Изменить размер шрифта - +
Я поднялся на ноги и, подойдя к решетке, поглядел ему в лицо, но на нем ничего невозможно было прочесть. Он просто изучал меня.

– Ну? – спросил я. – Теперь вам известно?

– Что известно, Тобин?

– Я так и думал, что это не сразу выяснится, – ответил я и, вернувшись, лег на койку.

– В чем это вы так уверены, Тобин? – спросил он. – И что это за штучки – почему вы ни с кем, кроме меня, не хотите разговаривать?

– Я пока что и с вами разговаривать не могу, – ответил я.

– Почему? Чего вы ждете?

На это я отвечать не собирался, поэтому закрыл глаза и продолжал мысленно созерцать свою стену. Он окликнул меня:

– Я здесь, Тобин. Вы хотели поговорить со мной. Ну так говорите. Что вы мне можете сказать?

– Ничего, – ответил я.

– Это ваш единственный шанс, – предупредил он. – Мне вообще не следовало сюда приходить, и больше я не вернусь. Я сел на кровати и, глядя ему в лицо, заговорил:

– Вы вернетесь, капитан. Я молчу не потому, что я такой нелюдим, и не потому, что какой‑то фокус задумал. Я с вами не могу сейчас говорить по той причине, что вы мне сейчас не поверите и потом мне все равно все придется повторять. И существует также причина на то, что, когда придет время заговорить, я смогу говорить только с вами, и причину эту вы к тому времени и сами узнаете. Поэтому сегодня нам нет никакого смысла засиживаться допоздна. Увидимся завтра или, самое позднее, послезавтра. А пока – спокойной ночи.

Я снова лег на спину и закрыл глаза.

Но я чувствовал, как он стоит не двигаясь и глядит на меня. Через некоторое время он произнес:

– Я бы хотел, чтобы вы осознали свое положение. Вы виновны, могу в этом поклясться, вы убили Донлона, а это значит, что и все остальные убийства на вашей совести, а за это вас ждет электрический стул. Поэтому желаю вам осознать свое положение.

Я не отвечал.

Через некоторое время он добавил:

– Если вы таким образом начинаете разыгрывать невменяемого, то, клянусь Богом, у вас ничего не выйдет. На это я тоже не отвечал.

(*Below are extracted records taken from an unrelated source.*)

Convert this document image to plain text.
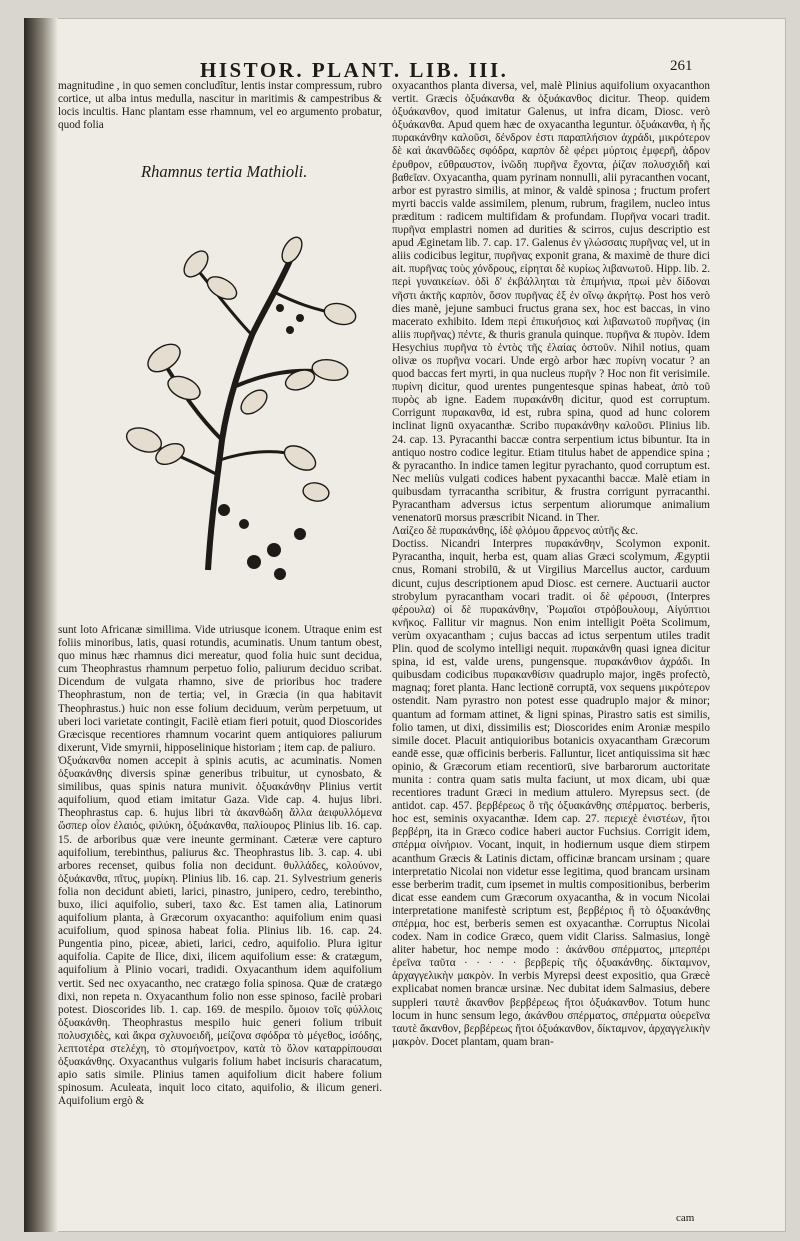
HISTOR. PLANT. LIB. III.	261

magnitudine , in quo semen concludîtur, lentis instar compressum, rubro cortice, ut alba intus medulla, nascitur in maritimis & campestribus & locis incultis. Hanc plantam esse rhamnum, vel eo argumento probatur, quod folia

Rhamnus tertia Mathioli.

sunt loto Africanæ simillima. Vide utriusque iconem. Utraque enim est foliis minoribus, latis, quasi rotundis, acuminatis. Unum tantum obest, quo minus hæc rhamnus dici mereatur, quod folia huic sunt decidua, cum Theophrastus rhamnum perpetuo folio, paliurum deciduo scribat. Dicendum de vulgata rhamno, sive de prioribus hoc tradere Theophrastum, non de tertia; vel, in Græcia (in qua habitavit Theophrastus.) huic non esse folium deciduum, verùm perpetuum, ut uberi loci varietate contingit, Facilè etiam fieri potuit, quod Dioscorides Græcisque recentiores rhamnum vocarint quem antiquiores paliurum dixerunt, Vide smyrnii, hipposelinique historiam ; item cap. de paliuro.

Ὀξυάκανθα nomen accepit à spinis acutis, ac acuminatis. Nomen ὀξυακάνθης diversis spinæ generibus tribuitur, ut cynosbato, & similibus, quas spinis natura munivit. ὀξυακάνθην Plinius vertit aquifolium, quod etiam imitatur Gaza. Vide cap. 4. hujus libri. Theophrastus cap. 6. hujus libri τὰ ἀκανθώδη ἄλλα ἀειφυλλόμενα ὥσπερ οἷον ἐλαιός, φιλύκη, ὀξυάκανθα, παλίουρος Plinius lib. 16. cap. 15. de arboribus quæ vere ineunte germinant. Cæteræ vere capturo aquifolium, terebinthus, paliurus &c. Theophrastus lib. 3. cap. 4. ubi arbores recenset, quibus folia non decidunt. θυλλάδες, κολούνον, ὀξυάκανθα, πῖτυς, μυρίκη. Plinius lib. 16. cap. 21. Sylvestrium generis folia non decidunt abieti, larici, pinastro, junipero, cedro, terebintho, buxo, ilici aquifolio, suberi, taxo &c. Est tamen alia, Latinorum aquifolium planta, à Græcorum oxyacantho: aquifolium enim quasi acuifolium, quod spinosa habeat folia. Plinius lib. 16. cap. 24. Pungentia pino, piceæ, abieti, larici, cedro, aquifolio. Plura igitur aquifolia. Capite de Ilice, dixi, ilicem aquifolium esse: & cratægum, aquifolium à Plinio vocari, tradidi. Oxyacanthum idem aquifolium vertit. Sed nec oxyacantho, nec cratægo folia spinosa. Quæ de cratægo dixi, non repeta n. Oxyacanthum folio non esse spinoso, facilè probari potest. Dioscorides lib. 1. cap. 169. de mespilo. ὅμοιον τοῖς φύλλοις ὀξυακάνθη. Theophrastus mespilo huic generi folium tribuit πολυσχιδὲς, καὶ ἄκρα σχλυνοειδῆ, μείζονα σφόδρα τὸ μέγεθος, ἰσόδης, λεπτοτέρα στελέχη, τὸ στομήνοετρον, κατὰ τὸ ὅλον καταρρίπουσαι ὀξυακάνθης. Oxyacanthus vulgaris folium habet incisuris characatum, apio satis simile. Plinius tamen aquifolium dicit habere folium spinosum. Aculeata, inquit loco citato, aquifolio, & ilicum generi. Aquifolium ergò &

oxyacanthos planta diversa, vel, malè Plinius aquifolium oxyacanthon vertit. Græcis ὀξυάκανθα & ὀξυάκανθος dicitur. Theop. quidem ὀξυάκανθον, quod imitatur Galenus, ut infra dicam, Diosc. verò ὀξυάκανθα. Apud quem hæc de oxyacantha leguntur. ὀξυάκανθα, ἡ ἧς πυρακάνθην καλοῦσι, δένδρον ἐστι παραπλήσιον ἀχράδι, μικρότερον δὲ καὶ ἀκανθῶδες σφόδρα, καρπὸν δὲ φέρει μύρτοις ἐμφερῆ, ἁδρον ἐρυθρον, εὔθραυστον, ἰνῶδη πυρῆνα ἔχοντα, ῥίζαν πολυσχιδῆ καὶ βαθεῖαν. Oxyacantha, quam pyrinam nonnulli, alii pyracanthen vocant, arbor est pyrastro similis, at minor, & valdè spinosa ; fructum profert myrti baccis valde assimilem, plenum, rubrum, fragilem, nucleo intus præditum : radicem multifidam & profundam. Πυρῆνα vocari tradit. πυρῆνα emplastri nomen ad durities & scirros, cujus descriptio est apud Æginetam lib. 7. cap. 17. Galenus ἐν γλώσσαις πυρῆνας vel, ut in aliis codicibus legitur, πυρῆνας exponit grana, & maximè de thure dici ait. πυρῆνας τοὺς χόνδρους, εἰρηται δὲ κυρίως λιβανωτοῦ. Hipp. lib. 2. περὶ γυναικείων. ὁδὶ δ' ἐκβάλληται τὰ ἐπιμήνια, πρωὶ μὲν δίδοναι νῆστι ἀκτῆς καρπὸν, ὅσον πυρῆνας ἐξ ἐν οἴνῳ ἀκρήτῳ. Post hos verò dies manè, jejune sambuci fructus grana sex, hoc est baccas, in vino macerato exhibito. Idem περὶ ἐπικυήσιος καὶ λιβανωτοῦ πυρῆνας (in aliis πυρῆνας) πέντε, & thuris granula quinque. πυρῆνα & πυρὸν. Idem Hesychius πυρῆνα τὸ ἐντὸς τῆς ἐλαίας ὀστοῦν. Nihil notius, quam olivæ os πυρῆνα vocari. Unde ergò arbor hæc πυρίνη vocatur ? an quod baccas fert myrti, in qua nucleus πυρῆν ? Hoc non fit verisimile. πυρίνη dicitur, quod urentes pungentesque spinas habeat, ἀπὸ τοῦ πυρὸς ab igne. Eadem πυρακάνθη dicitur, quod est corruptum. Corrigunt πυρακανθα, id est, rubra spina, quod ad hunc colorem inclinat lignū oxyacanthæ. Scribo πυρακάνθην καλοῦσι. Plinius lib. 24. cap. 13. Pyracanthi baccæ contra serpentium ictus bibuntur. Ita in antiquo nostro codice legitur. Etiam titulus habet de appendice spina ; & pyracantho. In indice tamen legitur pyrachanto, quod corruptum est. Nec meliùs vulgati codices habent pyxacanthi baccæ. Malè etiam in quibusdam tyrracantha scribitur, & frustra corrigunt pyrracanthi. Pyracantham adversus ictus serpentum aliorumque animalium venenatorū morsus præscribit Nicand. in Ther.

Λαίζεο δὲ πυρακάνθης, ἰδὲ φλόμου ἄρρενος αὐτῆς &c.

Doctiss. Nicandri Interpres πυρακάνθην, Scolymon exponit. Pyracantha, inquit, herba est, quam alias Græci scolymum, Ægyptii cnus, Romani strobilū, & ut Virgilius Marcellus auctor, carduum dicunt, cujus descriptionem apud Diosc. est cernere. Auctuarii auctor strobylum pyracantham vocari tradit. οἱ δὲ φέρουσι, (Interpres φέρουλα) οἱ δὲ πυρακάνθην, Ῥωμαῖοι στρόβουλουμ, Αἰγύπτιοι κνῆκος. Fallitur vir magnus. Non enim intelligit Poëta Scolimum, verùm oxyacantham ; cujus baccas ad ictus serpentum utiles tradit Plin. quod de scolymo intelligi nequit. πυρακάνθη quasi ignea dicitur spina, id est, valde urens, pungensque. πυρακάνθιον ἀχράδι. In quibusdam codicibus πυρακανθίσιν quadruplo major, ingēs profectò, magnaq; foret planta. Hanc lectionē corruptā, vox sequens μικρότερον ostendit. Nam pyrastro non potest esse quadruplo major & minor; quantum ad formam attinet, & ligni spinas, Pirastro satis est similis, folio tamen, ut dixi, dissimilis est; Dioscorides enim Aroniæ mespilo simile docet. Placuit antiquioribus botanicis oxyacantham Græcorum eandē esse, quæ officinis berberis. Falluntur, licet antiquissima sit hæc opinio, & Græcorum etiam recentiorū, sive barbarorum auctoritate munita : contra quam satis multa faciunt, ut mox dicam, ubi quæ recentiores tradunt Græci in medium attulero. Myrepsus sect. (de antidot. cap. 457. βερβέρεως ὃ τῆς ὀξυακάνθης σπέρματος. berberis, hoc est, seminis oxyacanthæ. Idem cap. 27. περιεχὲ ἐνιστέων, ἤτοι βερβέρη, ita in Græco codice haberi auctor Fuchsius. Corrigit idem, σπέρμα οἰνήριον. Vocant, inquit, in hodiernum usque diem stirpem acanthum Græcis & Latinis dictam, officinæ brancam ursinam ; quare interpretatio Nicolai non videtur esse legitima, quod brancam ursinam esse berberim tradit, cum ipsemet in multis compositionibus, berberim dicat esse eandem cum Græcorum oxyacantha, & in vocum Nicolai interpretatione manifestè scriptum est, βερβέριος ἢ τὸ ὀξυακάνθης σπέρμα, hoc est, berberis semen est oxyacanthæ. Corruptus Nicolai codex. Nam in codice Græco, quem vidit Clariss. Salmasius, longè aliter habetur, hoc nempe modo : ἀκάνθου σπέρματος, μπερπέρι ἐρεῖνα ταῦτα · · · · · βερβερίς τῆς ὀξυακάνθης. δίκταμνον, ἀρχαγγελικὴν μακρὸν. In verbis Myrepsi deest expositio, qua Græcè explicabat nomen brancæ ursinæ. Nec dubitat idem Salmasius, debere suppleri ταυτὲ ἄκανθον βερβέρεως ἤτοι ὀξυάκανθον. Totum hunc locum in hunc sensum lego, ἀκάνθου σπέρματος, σπέρματα οὐερεῖνα ταυτὲ ἄκανθον, βερβέρεως ἤτοι ὀξυάκανθον, δίκταμνον, ἀρχαγγελικὴν μακρὸν. Docet plantam, quam bran-

cam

Прошло много времени, и, когда я снова открыл глаза и поднял голову, его уже не было. Я снова сомкнул веки и представил свою стену. Я видел ее – законченную, высокую, широкую, с идеально прямыми углами, отгораживающую от меня весь мир, кроме неба. Бледно‑голубого неба с пушистыми облачками. Бледно‑голубое небо, темно‑красный кирпич, зеленая трава и я в центре двора. И больше – ничего, ничего.

 

Глава 26

 

Он вернулся на следующее утро в десять пятнадцать. В семь часов я позавтракал холодными блинами и обжигающе‑горячим кофе, и с тех пор сидел в камере, ничего не прося и ничего не получая. В дневное время дверь камеры оставалась открытой и заключенные могли прогуляться по коридору и немного поразмяться, но я предпочитал оставаться на месте. Пара моих соседей, проходя мимо, остановились, чтобы поболтать и познакомиться, но я не был расположен к ведению дружеской беседы, а они, не дождавшись ответной реакции, через некоторое время ушли.

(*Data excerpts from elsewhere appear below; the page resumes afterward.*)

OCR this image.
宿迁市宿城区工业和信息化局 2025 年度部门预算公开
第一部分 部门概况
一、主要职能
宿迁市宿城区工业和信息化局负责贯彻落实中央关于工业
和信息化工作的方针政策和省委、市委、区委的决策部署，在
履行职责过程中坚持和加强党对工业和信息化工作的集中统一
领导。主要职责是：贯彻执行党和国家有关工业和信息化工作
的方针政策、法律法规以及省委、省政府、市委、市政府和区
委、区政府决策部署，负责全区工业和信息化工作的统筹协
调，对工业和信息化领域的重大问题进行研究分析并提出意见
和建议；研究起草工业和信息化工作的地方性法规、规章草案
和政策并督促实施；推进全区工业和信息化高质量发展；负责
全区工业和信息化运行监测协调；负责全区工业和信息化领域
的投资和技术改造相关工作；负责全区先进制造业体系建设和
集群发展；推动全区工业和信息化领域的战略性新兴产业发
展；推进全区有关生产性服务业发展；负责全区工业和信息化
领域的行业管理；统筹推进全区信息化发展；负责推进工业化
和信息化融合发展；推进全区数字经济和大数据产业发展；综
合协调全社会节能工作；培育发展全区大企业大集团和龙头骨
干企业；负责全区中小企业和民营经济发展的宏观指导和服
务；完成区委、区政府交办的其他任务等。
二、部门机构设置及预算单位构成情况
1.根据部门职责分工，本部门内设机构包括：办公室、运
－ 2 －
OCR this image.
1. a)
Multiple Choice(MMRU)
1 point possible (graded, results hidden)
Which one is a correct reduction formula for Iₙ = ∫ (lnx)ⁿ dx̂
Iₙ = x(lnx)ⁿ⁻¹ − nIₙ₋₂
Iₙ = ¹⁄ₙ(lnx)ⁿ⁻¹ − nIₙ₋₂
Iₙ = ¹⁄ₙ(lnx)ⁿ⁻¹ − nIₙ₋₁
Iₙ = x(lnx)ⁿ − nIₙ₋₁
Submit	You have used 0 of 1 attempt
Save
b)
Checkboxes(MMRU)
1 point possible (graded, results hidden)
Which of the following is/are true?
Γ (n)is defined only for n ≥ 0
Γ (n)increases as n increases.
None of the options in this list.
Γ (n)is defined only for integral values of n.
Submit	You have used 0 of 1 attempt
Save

Когда пришел капитан Дрисколл, я витал в своих мечтах. Войдя в камеру, он обратился ко мне, но я не услышал, и ему пришлось повторить свои слова. Тогда я поднял глаза, увидел его и сказал:

– А‑а. Вы получили рапорт.

Это было написано у него на лице.

– Откуда вы узнали? – удивился он. – Вы могли знать, что не убивали, но откуда вам известно остальное? Я в ответ произнес:

– Вчера днем в здании на Восточной Одиннадцатой улице в лестничный пролет сбросили тяжелый предмет. Им раздавило мальчика лет десяти. Я был свидетелем. На углу Одиннадцатой улицы рядом с А‑авеню.